Introducing Chainguard Agent Skills: Because your AI agent shouldn't trust strangers
Today, we're introducing Chainguard Agent Skills: a continuously maintained catalog of hardened AI agent skills, automatically reviewed, scoped, and published, with a full audit trail, so teams can extend their agents without expanding their attack surface.
AI agent skills have quickly become the newest class of third-party software dependency. Platforms like Claude Code, OpenClaw, and others now support skills for browser automation, database management, code generation, and more. Community registries are growing fast, but they lack guardrails or governance. They have no built-in review process, no permission scoping, no integrity verification, and no audit trail. Skills ship with whatever permissions the author chose, whatever description they wrote, and whatever shell access they wanted.
Developers are installing skills the same way they pulled images from Docker Hub in 2015: trust the name, hope for the best.
That approach has already been exploited. In February 2026, Trend Micro documented a full supply chain attack executed through AI agent skills. Attackers uploaded hundreds of malicious skills to OpenClaw registries, embedding hidden instructions that directed AI agents to download and install a credential-harvesting malware known as the Atomic macOS Stealer. The agent acted as a trusted intermediary, either installing the payload silently or coaching the user through a fake driver installation. Cisco researchers found nine Common Vulnerabilities and Exposures (CVEs), two of them critical, in the number-one-ranked skill on ClawHub, which had thousands of downloads.
Unvetted skill artifacts simultaneously provide considerable value to users while presenting significant risk. As this category of artifact continues to grow, it’s critical that developers have a resource they can trust.
Chainguard's continuous agentic reconciliation loops already harden and maintain container images, virtual machine images, and language libraries. Agent Skills is a natural evolution, applying Chainguard's solution to supply chain security to a new class of software artifact.
Continuous hardening, not one-time scanning
Chainguard acts as a trust layer for users today across open source artifacts like container images, language libraries, and virtual machine images. Much like these trusted artifacts, Agent Skills leverages the Chainguard Factory's AI-native tooling to maintain each skill’s secure-by-default posture, delivering hardened defaults, continuous updates, and verifiable provenance. Agent Skills goes further, applying opinionated rulesets to prevent risky scoping, excessive permissions, and ambiguous prompts and descriptions in each skill. We’re starting with one of the fastest-growing agent skill communities, skills.sh, and plan to expand as user needs continue to grow.
Some of the critical capabilities of Agent Skills include:
Continuous reconciliation: Agent Skills leverage Chainguard Factory’s self-healing reconciliation agents to run a persistent loop that compares the desired state against the actual state and closes the gap. When upstream sources change, or a new rule is added, every published skill is automatically re-evaluated and re-hardened.
Agentic hardening with an auditable trail: Each skill is hardened by an automated agent that applies fixes one at a time, committing each change individually. Every published skill links to a pull request with a full diff so security and compliance teams can trace exactly what was changed and why.

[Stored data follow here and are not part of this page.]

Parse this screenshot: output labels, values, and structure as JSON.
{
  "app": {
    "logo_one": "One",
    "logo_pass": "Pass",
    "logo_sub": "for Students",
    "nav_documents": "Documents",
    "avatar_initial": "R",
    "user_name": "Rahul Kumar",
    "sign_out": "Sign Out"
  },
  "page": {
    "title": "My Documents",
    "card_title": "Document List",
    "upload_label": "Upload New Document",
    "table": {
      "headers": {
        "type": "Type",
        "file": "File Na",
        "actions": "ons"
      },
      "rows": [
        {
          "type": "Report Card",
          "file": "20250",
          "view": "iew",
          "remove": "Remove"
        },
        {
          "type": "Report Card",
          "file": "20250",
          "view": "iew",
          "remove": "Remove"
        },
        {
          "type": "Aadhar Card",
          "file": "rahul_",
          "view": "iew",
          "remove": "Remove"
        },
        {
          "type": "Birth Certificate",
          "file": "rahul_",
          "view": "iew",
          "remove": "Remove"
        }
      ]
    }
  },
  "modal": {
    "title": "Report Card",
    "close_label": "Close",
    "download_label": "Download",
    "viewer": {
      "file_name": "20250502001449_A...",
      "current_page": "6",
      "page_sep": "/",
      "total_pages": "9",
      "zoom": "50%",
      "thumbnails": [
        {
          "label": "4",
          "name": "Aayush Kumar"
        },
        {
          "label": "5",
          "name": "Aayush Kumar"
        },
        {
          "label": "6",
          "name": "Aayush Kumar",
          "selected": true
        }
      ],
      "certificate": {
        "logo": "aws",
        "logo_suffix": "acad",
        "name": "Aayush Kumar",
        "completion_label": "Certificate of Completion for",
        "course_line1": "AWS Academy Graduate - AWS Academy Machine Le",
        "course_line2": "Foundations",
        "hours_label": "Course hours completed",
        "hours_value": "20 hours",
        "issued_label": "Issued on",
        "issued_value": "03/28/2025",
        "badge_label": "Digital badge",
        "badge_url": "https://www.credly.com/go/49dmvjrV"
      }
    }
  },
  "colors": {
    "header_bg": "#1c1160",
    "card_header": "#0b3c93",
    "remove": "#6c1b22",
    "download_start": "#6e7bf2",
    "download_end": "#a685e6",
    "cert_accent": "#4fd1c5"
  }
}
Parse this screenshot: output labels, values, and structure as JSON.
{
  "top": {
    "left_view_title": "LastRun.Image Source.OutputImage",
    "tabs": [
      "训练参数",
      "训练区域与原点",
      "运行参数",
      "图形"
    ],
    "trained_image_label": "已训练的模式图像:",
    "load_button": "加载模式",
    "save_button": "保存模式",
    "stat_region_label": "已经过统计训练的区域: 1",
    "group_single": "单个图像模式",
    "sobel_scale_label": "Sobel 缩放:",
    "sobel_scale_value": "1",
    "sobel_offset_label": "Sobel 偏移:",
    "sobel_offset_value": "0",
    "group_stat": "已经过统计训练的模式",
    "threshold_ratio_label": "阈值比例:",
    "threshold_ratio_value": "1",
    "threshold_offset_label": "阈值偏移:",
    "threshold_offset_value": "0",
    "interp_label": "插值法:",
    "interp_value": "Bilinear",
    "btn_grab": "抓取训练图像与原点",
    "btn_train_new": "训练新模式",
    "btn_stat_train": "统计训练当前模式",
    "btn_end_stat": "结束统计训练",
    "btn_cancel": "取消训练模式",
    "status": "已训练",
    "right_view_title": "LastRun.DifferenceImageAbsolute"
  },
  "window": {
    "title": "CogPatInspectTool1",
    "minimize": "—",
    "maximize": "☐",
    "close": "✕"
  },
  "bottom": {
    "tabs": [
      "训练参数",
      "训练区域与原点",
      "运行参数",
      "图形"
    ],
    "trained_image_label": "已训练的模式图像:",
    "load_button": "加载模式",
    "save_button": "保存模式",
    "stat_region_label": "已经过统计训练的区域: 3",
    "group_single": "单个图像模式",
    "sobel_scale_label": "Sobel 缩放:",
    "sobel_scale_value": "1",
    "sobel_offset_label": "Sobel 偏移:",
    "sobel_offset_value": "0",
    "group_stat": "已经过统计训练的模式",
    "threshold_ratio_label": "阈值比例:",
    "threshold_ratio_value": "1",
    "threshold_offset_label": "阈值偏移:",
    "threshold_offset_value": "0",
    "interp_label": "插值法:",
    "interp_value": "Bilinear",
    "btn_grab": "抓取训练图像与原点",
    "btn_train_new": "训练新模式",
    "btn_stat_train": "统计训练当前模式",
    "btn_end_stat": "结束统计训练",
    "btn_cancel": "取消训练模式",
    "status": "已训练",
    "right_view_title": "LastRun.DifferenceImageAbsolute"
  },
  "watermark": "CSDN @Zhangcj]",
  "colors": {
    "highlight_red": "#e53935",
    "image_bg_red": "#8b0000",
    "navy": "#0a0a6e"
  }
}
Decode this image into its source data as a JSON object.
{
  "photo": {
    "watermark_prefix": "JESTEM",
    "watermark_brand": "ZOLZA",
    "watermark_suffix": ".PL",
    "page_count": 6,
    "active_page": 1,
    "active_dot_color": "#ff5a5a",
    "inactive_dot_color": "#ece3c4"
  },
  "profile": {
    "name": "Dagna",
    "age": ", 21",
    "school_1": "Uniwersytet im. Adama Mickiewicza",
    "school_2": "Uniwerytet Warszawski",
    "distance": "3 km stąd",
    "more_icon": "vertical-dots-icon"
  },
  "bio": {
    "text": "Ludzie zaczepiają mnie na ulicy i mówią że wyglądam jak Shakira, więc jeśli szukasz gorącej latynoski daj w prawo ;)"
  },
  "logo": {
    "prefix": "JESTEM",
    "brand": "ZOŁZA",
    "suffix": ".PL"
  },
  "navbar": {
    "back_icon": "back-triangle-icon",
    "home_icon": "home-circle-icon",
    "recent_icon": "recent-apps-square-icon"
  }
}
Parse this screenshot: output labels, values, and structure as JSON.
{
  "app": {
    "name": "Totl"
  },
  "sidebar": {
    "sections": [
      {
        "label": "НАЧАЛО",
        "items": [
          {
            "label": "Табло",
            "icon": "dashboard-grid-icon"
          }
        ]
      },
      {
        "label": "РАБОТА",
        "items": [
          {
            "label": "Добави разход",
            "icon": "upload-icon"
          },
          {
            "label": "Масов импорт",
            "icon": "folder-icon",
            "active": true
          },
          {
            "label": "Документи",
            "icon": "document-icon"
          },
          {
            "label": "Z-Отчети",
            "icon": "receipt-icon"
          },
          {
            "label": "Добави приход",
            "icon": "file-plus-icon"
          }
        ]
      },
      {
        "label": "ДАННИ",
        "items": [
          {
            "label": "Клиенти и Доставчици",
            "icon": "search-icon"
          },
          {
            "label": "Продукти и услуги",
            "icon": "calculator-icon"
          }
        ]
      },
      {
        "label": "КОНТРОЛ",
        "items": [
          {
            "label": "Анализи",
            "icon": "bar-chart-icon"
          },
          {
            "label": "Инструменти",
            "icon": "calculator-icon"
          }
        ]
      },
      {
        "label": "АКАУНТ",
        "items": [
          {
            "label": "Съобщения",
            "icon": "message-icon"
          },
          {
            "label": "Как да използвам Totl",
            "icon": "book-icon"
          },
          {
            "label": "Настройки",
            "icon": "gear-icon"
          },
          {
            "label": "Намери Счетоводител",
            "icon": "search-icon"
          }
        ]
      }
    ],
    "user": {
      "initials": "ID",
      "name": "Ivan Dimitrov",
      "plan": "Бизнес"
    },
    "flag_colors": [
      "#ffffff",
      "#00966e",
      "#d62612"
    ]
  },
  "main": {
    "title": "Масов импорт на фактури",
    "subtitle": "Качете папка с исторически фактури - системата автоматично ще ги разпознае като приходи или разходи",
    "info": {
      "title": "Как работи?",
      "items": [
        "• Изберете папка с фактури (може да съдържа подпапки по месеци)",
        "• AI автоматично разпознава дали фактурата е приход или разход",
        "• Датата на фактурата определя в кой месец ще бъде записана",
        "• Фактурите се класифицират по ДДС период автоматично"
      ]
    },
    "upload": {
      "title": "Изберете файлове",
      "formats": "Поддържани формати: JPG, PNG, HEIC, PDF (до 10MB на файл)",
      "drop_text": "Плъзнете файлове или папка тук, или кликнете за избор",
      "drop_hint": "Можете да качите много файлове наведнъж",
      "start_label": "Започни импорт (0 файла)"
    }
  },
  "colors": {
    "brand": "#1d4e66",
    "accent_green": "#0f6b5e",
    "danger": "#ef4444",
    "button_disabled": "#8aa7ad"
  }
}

Purpose-built for real attack vectors: The ruleset targets the specific patterns demonstrated in real-world campaigns: unrestricted shell access, overly broad tool permissions, and vague descriptions that enable mis-invocation. These aren’t generic code quality checks; they directly address how attackers exploit the agent-skill trust relationship.
Zero-friction developer experience: Developers install a hardened skill by copying a single SKILL.md file. No new toolchain, no CI integration, no configuration. The security work happens upstream, before the developer ever touches the skill.
The future of Agent Skills
If we wait until the ecosystem is mature to introduce a hardening layer, we'll be playing catch-up the same way the container ecosystem did with image scanning. The time to establish secure defaults is now, while the patterns are still forming. Agent Skills will evolve in several ways as those patterns form:
Expanded rulesets: Adding additional rules for external dependency detection, encoded payload detection, secret and credential patterns, network access scoping, and output validation.
Additional repo coverage: Expanding coverage beyond skills.sh to ClawHub, SkillsMP, and other registries.
Hardening-as-a-service for internal skills: Giving customers the ability to point Chainguard Factory’s hardening pipeline at their own proprietary skills and get the same automated review, hardening, and audit trail.
Policy-as-code enforcement: Enabling custom best-practices configurations that let organizations define and enforce their own skill security policies across all their agents.